As I continue my reflections and keep learning how to facilitate online, one of the activities this week was responding to a very interesting scenario on encouraging participation. Just like in a face-2-face classroom setting, the online environment also has a variety of students with different learning styles, personality types and technical skill level (peculiar to an online setting). All these makes different participants engage and participate differently and at different rates.
Unfortunately, whereas ‘Flexibility: Learning at the pace and time of the learner’ is supposed to be a great advantage of an online learning environment, we soon discovered this could be a source of irritation and potential conflict in an online environment.
Here was the activity:
Imagine that you are a course leader. You encourage participants to contact you if they experience any problems in the course. It is Friday of Week 1 and you find the following message in the Week 1 Reflections forum:
One thing that really irritates me is the really loud students who like to dominate discussions and then have the nerve to call those of us who prefer to observe and reflect a bit, before participating, ‘lurkers’.
It is 20 minutes since the message was posted and none of the participants has yet replied. How would you respond to this message?
This is a very interesting and real scenario. Whereas you don’t want the active participants to become ‘quiet’, you also need to encourage others to reflect and make contributions when they have one. Some people feel they only learn after they have taken time to reflect properly before they can participate while others may see their learning as part of their discussions and participation. These people feel they only learn as they ‘talk’… How true is this?
Some participants spoke on different learning theories and the need to make this known to students upfront. Others spoke about drawing them all to a separate discussion to discuss how they would love to participate and be treated in the course.
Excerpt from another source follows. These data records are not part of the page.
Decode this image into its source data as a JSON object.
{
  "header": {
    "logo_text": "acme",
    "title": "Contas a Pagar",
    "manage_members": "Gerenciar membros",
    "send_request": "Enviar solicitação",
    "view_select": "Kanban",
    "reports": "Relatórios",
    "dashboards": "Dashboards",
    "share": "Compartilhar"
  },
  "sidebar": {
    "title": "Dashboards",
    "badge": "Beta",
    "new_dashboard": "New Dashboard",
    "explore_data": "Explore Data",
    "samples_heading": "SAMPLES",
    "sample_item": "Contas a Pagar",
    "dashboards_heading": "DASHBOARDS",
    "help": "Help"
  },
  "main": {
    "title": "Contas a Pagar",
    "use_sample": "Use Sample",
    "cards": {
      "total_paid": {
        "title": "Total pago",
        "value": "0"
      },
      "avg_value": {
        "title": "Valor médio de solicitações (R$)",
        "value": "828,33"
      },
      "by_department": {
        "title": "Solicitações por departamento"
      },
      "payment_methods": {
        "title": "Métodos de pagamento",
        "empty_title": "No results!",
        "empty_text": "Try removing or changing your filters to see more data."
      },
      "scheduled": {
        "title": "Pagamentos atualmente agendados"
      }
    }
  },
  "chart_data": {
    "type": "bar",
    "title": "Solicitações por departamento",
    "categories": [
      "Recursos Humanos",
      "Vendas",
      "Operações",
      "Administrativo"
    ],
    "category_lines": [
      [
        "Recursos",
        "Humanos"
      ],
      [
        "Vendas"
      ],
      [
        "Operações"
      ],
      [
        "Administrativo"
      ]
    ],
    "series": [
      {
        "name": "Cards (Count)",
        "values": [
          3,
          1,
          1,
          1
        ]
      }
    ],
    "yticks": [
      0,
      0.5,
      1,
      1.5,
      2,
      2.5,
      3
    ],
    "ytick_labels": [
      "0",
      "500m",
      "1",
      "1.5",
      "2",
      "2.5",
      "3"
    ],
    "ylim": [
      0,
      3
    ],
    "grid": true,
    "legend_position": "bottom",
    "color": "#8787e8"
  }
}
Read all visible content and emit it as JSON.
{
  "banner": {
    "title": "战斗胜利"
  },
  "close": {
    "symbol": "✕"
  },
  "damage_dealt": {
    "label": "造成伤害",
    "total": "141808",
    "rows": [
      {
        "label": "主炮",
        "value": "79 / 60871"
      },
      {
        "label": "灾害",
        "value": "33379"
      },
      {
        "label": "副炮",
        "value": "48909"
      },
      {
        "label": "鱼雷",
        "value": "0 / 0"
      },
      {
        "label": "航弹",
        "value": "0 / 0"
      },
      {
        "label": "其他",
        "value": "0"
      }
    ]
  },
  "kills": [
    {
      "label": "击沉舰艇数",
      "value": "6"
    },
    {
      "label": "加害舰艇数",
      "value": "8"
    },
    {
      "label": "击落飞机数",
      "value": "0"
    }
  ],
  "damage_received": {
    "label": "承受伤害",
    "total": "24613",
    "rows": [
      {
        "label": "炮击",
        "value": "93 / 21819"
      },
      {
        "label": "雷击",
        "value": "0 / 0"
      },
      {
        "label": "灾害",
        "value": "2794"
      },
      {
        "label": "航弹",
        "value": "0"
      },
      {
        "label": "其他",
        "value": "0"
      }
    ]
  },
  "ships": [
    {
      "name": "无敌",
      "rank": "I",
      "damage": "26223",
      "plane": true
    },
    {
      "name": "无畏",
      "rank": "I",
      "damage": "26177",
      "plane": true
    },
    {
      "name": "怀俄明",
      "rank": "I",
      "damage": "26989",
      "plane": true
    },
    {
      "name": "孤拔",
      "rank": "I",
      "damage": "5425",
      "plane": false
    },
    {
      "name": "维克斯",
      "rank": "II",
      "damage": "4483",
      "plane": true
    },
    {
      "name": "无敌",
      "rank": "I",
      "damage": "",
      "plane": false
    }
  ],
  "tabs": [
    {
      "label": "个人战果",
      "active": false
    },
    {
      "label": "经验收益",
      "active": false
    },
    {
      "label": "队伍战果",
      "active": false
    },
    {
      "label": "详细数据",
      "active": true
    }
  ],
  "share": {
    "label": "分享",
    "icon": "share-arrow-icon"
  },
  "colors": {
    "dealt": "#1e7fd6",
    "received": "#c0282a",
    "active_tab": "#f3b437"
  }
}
Others spoke about addressing the issue of calling names (which I think is needed), only I’m not sure how! One participant particularly spoke about reprimanding the ‘culprit’. He feels this student would be expecting some form of ‘action’ to be taken against the ‘loud ones’. What do you think?
However, from all the responses given by participants in our course, I find these points coming out as tips…
1. Acknowledge the problem and apologise for the experience.
2. Explain the balance (taking into consideration the different learning styles)
3. Encourage participation either by introducing other platforms or by assigning specific tasks
4. Draw participants to collectively discuss & agree on how they want to interact
5. Leave the door for further feedback open!
Do you agree with these? What might you add to or remove from this list?
My thoughts and Response.
Coinage of words must be taken into consideration. Such ‘lurkers’ would usually be ‘word sensitive’ and the wrong words can permanently shut them up. So I believe care must be taken to appreciate and encourage their feedback and view. However, we should not shy away from showing ways of improvement. Striking this balance (I think) comes from having experience of doing this with different cases, over time.
So I would respond with something close to these lines…
Participation is very key for a successful learning in an Online environment, and especially in this course. Learning and a meaningful contribution can definitely not take place without some form of reflection. The only difference is how long it takes for individuals to go through the process – from taking in, to reflection and to contributing. In this course, everyone is encouraged to reflect and participate at their own pace… taking note of the activity schedule & deadlines! I must however say that you will benefit more from the course when you reflect and participate more.
Kudos to everyone!
Hopefully this response was fair enough…
So tell me, as a facilitator in an online course, what would your response be? If you were a participant in this course, how would this response affect you? Consider from the perspective of one of the ‘loud’ participants and from the ‘lurkers’, what would be your response (even if it’s not an audible response)?